Here are +300 English Idioms, Definitions and Examples
The most important feature that distinguishes idioms from proverbs is that there are expression patterns that indicate a situation or a concept. There are elements such as giving advice and lessons in proverbs. Since idioms are generally metaphoric, there are differences between the words in the idiom and the meaning of the idiom. Although idioms are often metaphorically meaningful, they are very rarely present in idioms that are actually used.
A word in idioms cannot be replaced with another word of the same meaning. Knowing idioms improves our speaking competence in that language and helps us communicate more easily in daily life. Every nation has different idioms. As in every language, there are idioms in English. These statements are given below with explanation and sample sentences, poltical idioms examples:
Be Strange bedfellows: This phrase can be used when two people are opposite each other but they need to work together for a common purpose.
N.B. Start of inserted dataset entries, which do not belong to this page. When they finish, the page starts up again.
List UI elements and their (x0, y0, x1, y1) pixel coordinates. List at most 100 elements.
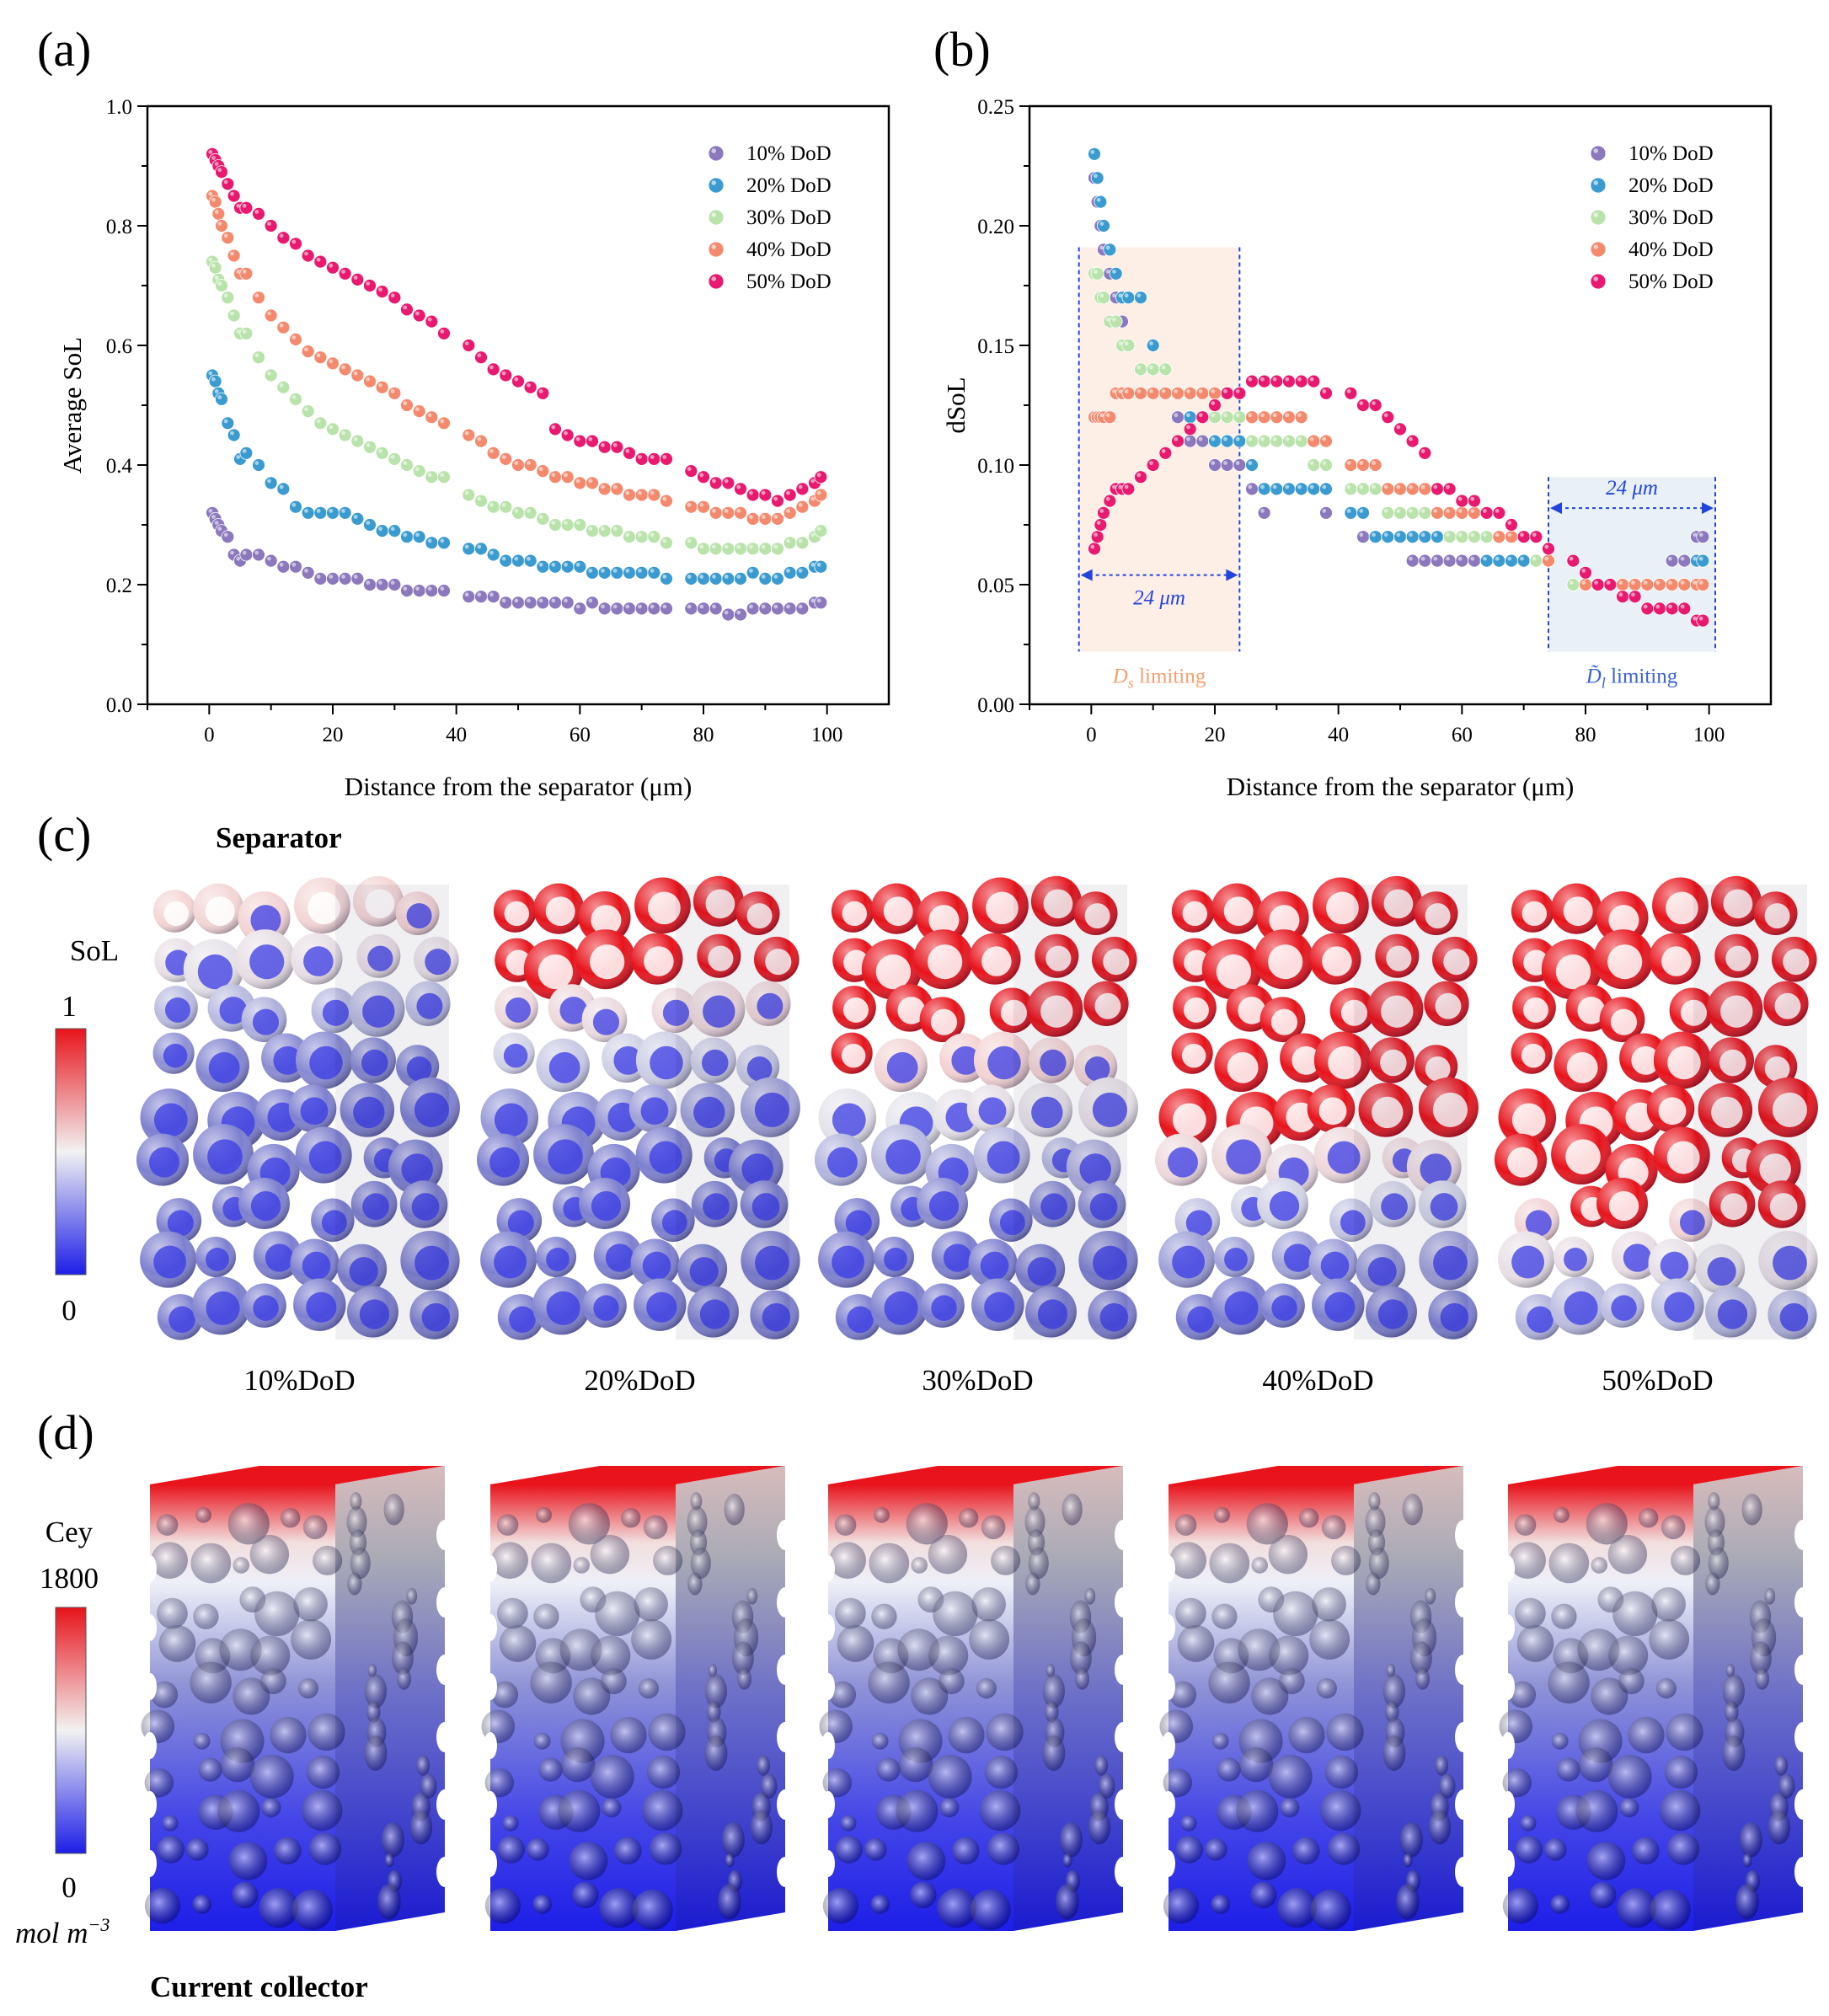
data-point-highlight (501, 371, 506, 376)
data-point-highlight (214, 162, 219, 167)
data-point-highlight (1446, 484, 1450, 489)
data-point-highlight (1149, 461, 1153, 465)
data-point (610, 482, 624, 496)
data-point-highlight (1383, 413, 1388, 418)
data-point-highlight (1433, 532, 1438, 537)
pore (653, 1545, 683, 1575)
side-pore (1382, 1735, 1406, 1771)
data-point (1233, 434, 1247, 448)
data-point (1220, 458, 1234, 472)
data-point-highlight (1235, 461, 1240, 465)
data-point-highlight (1260, 484, 1265, 489)
particle-core (1224, 1291, 1259, 1325)
pore (1516, 1624, 1554, 1662)
data-point (338, 505, 352, 520)
pore (590, 1534, 630, 1575)
data-point-highlight (798, 538, 803, 543)
pore (1550, 1894, 1570, 1914)
data-point-highlight (724, 610, 729, 615)
particle-core (1769, 1193, 1798, 1221)
data-point-highlight (1096, 521, 1101, 525)
data-point (1442, 505, 1457, 520)
data-point (486, 362, 500, 377)
data-point (634, 452, 649, 466)
data-point (313, 572, 328, 586)
pore (906, 1503, 948, 1545)
data-point (758, 512, 773, 526)
data-point-highlight (687, 502, 692, 507)
data-point-highlight (1372, 532, 1376, 537)
side-pore (1088, 1810, 1111, 1845)
data-point (1393, 482, 1407, 496)
data-point (1455, 494, 1469, 508)
sol-colorbar-max: 1 (62, 990, 77, 1023)
data-point (684, 464, 698, 478)
data-point (734, 542, 747, 556)
data-point (610, 565, 624, 580)
data-point-highlight (1096, 197, 1101, 202)
block-top-face (150, 1466, 445, 1484)
pore (1638, 1508, 1659, 1528)
side-pore (706, 1700, 721, 1723)
data-point-highlight (427, 317, 432, 322)
data-point (363, 518, 377, 532)
data-point (1665, 602, 1679, 616)
data-point-highlight (527, 461, 531, 465)
particle-core (842, 997, 869, 1023)
pore (502, 1815, 519, 1832)
side-pore (724, 1494, 745, 1526)
data-point-highlight (1680, 604, 1685, 609)
data-point (1344, 458, 1358, 472)
particle-core (250, 905, 281, 936)
data-point-highlight (786, 509, 790, 513)
arrow-head-left (1550, 502, 1562, 515)
particle-core (590, 944, 625, 980)
data-point-highlight (1698, 532, 1703, 537)
data-point (1381, 410, 1395, 425)
particle-core (503, 1043, 528, 1068)
data-point (697, 470, 710, 484)
data-point (400, 458, 414, 472)
pore (491, 1542, 529, 1580)
edge-notch (1794, 1587, 1811, 1618)
edge-notch (1501, 1673, 1515, 1700)
data-point-highlight (1090, 544, 1095, 549)
data-point (1134, 386, 1147, 400)
pore (1312, 1587, 1346, 1622)
data-point (425, 314, 439, 329)
data-point (634, 602, 649, 616)
data-point (1368, 458, 1382, 472)
data-point-highlight (625, 532, 630, 537)
data-point-highlight (638, 532, 642, 537)
side-pore (1435, 1755, 1449, 1776)
side-pore (731, 1641, 754, 1676)
pore (1288, 1716, 1325, 1754)
pore (1174, 1514, 1197, 1536)
particle-core (153, 1245, 187, 1279)
pore (1238, 1747, 1274, 1783)
data-point (1442, 553, 1457, 568)
particle-core (978, 1097, 1007, 1126)
side-pore (721, 1821, 745, 1858)
data-point (1090, 171, 1104, 185)
pore (1246, 1503, 1288, 1545)
data-point (1195, 410, 1210, 425)
side-pore (1705, 1572, 1720, 1596)
data-point (1183, 386, 1197, 400)
data-point-highlight (736, 509, 741, 513)
data-point-highlight (427, 538, 432, 543)
data-point-highlight (1693, 580, 1698, 585)
electrolyte-block (1499, 1466, 1811, 1931)
data-point-highlight (267, 556, 271, 561)
data-point-highlight (353, 515, 358, 519)
data-point-highlight (304, 509, 308, 513)
pore (948, 1716, 985, 1754)
particle-core (1040, 995, 1073, 1028)
data-point-highlight (390, 389, 395, 393)
data-point (437, 416, 451, 430)
particle-core (1521, 1043, 1546, 1068)
pore (573, 1557, 591, 1574)
data-point (1431, 530, 1444, 544)
data-point-highlight (1186, 389, 1190, 393)
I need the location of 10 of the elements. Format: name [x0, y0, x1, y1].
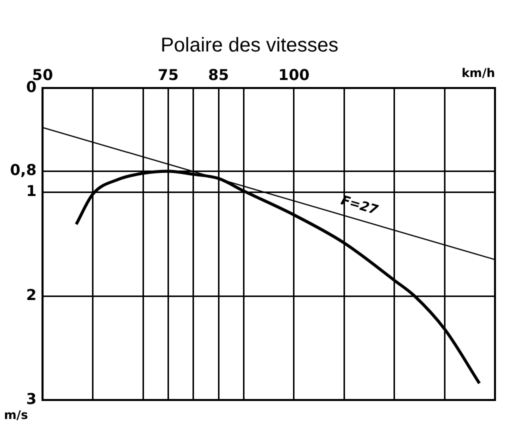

Lame duck: It is used for people who cannot fulfill the given job and who have reached the end of their duties. This man is lame duck.
Spin doctor: This phrase can be used to name news referring specialists or pro-government people.
Politically correct: Political correctness of all work done has been accepted.
Witch hunt: It is a smear policy applied against opposing ideas in power.
(Commit) Political suicide: These men are putting their political lives at risk.
Caught red – handed: He was caught red-handed last night, we watched family television in the evening.
Five – finger discount: If we talk about a shop theft, we can use this phrase.
Foul play: When we are talking about assassination, murder or games that don’t follow the rules, we can use this idiom.
Stick it to the plan: This time we must stick to this plan, guys, please be careful everyone.
A Shot across the bow: If you talk about firing a warning, we can use this phrase.
Pin someone down on something: We can use this phrase when asking someone to give an exact answer on a topic.